Ao término das palavras, três fachos de luz cruzaram o céu sobre a capital de Izumo, voando em direção ao sul, onde se localizava o Pântano Venenoso das Sombras.
...
O Pântano Venenoso das Sombras, em Izumo, era na verdade um fragmento remanescente do antigo pântano ancestral, uma parte que ainda não havia se dissipado.
Diz-se que, outrora, o Pântano Venenoso das Sombras se estendia por milhares de quilômetros, infestado de serpentes e insetos letais; nem mesmo um mestre supremo podia ali permanecer muito tempo.
Com o passar dos séculos e as mudanças do mundo, aquele pântano colossal foi reduzido ao tamanho e aspecto atuais.
Para os mestres do veneno, a redução da toxicidade do pântano era uma verdadeira calamidade; mas, com o perigo menor, mesmo combatentes comuns, se devidamente protegidos, podiam agora permanecer ali por algum tempo.
Sobre o pântano, cuja extensão se perdia de vista, dois traços de luz cruzavam o céu carregado.
Yao Wan e Xiao Yan, lado a lado, canalizavam suas técnicas de cultivo. Por serem de atributo fogo, tinham resistência natural superior àquela atmosfera venenosa, se comparados a praticantes de outros atributos.
Qualquer toxina que ousasse aproximar-se de Yao Wan era imediatamente consumida pelas chamas de energia que a envolviam.
— As ruínas do Pântano Venenoso das Sombras... São bem menos tóxicas do que eu imaginava — comentou Yao Wan, observando a vastidão do pântano.
Como uma mestra lutadora, ela não precisava se preocupar tanto, mas, ao pensar nisso, virou-se instintivamente para Xiao Yan.
— Xiao Yan, está tudo bem? — perguntou Yao Wan. — Este pântano é um campo mortal dos tempos antigos; seu cultivo ainda é baixo. Se sentir-se mal, avise-me imediatamente.
— Hmm... Meus braços e pernas estão dormentes... — respondeu Xiao Yan, levantando as mãos e olhando para elas.

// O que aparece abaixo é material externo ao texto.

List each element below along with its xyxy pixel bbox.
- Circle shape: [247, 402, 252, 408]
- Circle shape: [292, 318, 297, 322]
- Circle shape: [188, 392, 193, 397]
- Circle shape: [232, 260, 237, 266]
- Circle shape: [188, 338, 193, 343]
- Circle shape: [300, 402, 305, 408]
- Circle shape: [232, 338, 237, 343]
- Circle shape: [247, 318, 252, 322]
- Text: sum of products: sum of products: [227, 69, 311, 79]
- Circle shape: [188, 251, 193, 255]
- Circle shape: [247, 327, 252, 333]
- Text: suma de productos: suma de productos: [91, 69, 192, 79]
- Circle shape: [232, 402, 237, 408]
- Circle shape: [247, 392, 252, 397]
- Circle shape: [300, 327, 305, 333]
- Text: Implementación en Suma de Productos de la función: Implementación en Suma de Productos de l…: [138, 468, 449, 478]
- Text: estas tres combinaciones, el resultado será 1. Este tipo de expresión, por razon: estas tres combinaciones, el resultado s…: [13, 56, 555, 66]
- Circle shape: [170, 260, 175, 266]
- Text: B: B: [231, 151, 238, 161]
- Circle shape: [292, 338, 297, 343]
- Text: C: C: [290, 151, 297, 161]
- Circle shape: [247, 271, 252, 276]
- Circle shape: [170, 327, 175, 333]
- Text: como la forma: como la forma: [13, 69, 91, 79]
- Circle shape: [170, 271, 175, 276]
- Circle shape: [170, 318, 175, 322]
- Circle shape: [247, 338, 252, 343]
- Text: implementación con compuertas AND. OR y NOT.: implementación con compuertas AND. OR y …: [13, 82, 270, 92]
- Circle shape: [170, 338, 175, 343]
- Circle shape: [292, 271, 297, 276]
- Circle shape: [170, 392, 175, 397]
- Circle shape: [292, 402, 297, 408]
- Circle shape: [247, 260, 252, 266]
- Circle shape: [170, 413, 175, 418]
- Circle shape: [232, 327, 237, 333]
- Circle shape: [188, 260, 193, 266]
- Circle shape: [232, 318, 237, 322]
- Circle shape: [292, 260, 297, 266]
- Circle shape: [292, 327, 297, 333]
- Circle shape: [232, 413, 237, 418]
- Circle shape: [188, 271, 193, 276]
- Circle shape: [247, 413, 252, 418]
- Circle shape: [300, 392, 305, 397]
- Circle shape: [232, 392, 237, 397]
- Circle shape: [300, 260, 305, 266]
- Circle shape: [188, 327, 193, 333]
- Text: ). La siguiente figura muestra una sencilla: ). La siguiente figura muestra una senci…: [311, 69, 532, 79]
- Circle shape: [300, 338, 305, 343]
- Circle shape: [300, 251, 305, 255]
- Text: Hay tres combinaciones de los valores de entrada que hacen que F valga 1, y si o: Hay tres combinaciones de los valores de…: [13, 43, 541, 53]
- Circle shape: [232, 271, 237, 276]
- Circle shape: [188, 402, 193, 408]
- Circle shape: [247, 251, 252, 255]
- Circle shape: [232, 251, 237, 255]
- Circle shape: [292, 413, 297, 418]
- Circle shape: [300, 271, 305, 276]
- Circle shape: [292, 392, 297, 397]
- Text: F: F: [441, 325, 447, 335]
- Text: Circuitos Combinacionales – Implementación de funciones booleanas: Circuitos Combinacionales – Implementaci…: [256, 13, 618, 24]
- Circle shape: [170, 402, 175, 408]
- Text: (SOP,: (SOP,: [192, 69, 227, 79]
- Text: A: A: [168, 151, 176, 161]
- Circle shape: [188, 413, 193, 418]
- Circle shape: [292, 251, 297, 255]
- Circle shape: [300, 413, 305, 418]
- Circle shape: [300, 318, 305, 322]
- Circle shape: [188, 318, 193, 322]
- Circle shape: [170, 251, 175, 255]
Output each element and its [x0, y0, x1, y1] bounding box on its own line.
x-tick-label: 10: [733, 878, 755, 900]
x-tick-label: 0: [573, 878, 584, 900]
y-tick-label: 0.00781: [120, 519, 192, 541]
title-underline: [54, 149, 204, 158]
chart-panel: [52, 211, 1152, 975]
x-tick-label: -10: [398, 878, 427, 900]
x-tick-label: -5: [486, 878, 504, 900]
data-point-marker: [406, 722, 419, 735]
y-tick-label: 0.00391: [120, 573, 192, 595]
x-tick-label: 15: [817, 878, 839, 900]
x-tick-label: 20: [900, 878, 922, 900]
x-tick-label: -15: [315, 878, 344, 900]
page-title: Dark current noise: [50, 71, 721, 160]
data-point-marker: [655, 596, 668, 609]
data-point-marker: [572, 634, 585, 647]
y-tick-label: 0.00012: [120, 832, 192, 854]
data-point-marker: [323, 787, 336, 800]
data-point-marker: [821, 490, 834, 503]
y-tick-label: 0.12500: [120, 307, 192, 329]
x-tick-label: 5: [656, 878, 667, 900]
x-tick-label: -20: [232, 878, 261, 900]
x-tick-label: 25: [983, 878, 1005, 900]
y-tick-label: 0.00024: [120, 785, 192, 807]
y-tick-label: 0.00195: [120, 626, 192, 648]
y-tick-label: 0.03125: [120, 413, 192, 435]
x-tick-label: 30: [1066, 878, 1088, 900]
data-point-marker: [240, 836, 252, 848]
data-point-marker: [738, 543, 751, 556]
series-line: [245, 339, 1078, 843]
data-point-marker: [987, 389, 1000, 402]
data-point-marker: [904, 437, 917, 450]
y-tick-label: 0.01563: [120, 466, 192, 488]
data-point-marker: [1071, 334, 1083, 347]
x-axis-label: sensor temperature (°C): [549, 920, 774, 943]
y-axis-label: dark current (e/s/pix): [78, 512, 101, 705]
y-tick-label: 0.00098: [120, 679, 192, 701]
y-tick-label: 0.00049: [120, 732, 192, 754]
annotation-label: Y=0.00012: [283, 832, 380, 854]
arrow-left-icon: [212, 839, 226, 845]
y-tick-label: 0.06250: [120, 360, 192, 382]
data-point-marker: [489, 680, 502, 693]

Para sua surpresa, veias negras, como teias de aranha, já haviam se espalhado lentamente até as pontas de seus dedos.
— Ah... Acho que fui envenenado, senhorita Wan... — arfou Xiao Yan, sentindo que, embora sua energia estivesse circulando, ela não conseguia deter completamente o veneno onipresente, apenas retardá-lo.
— O quê? — O coração de Yao Wan apertou. Sem alternativa, ela parou de avançar e voltou-se para analisar a condição de Xiao Yan.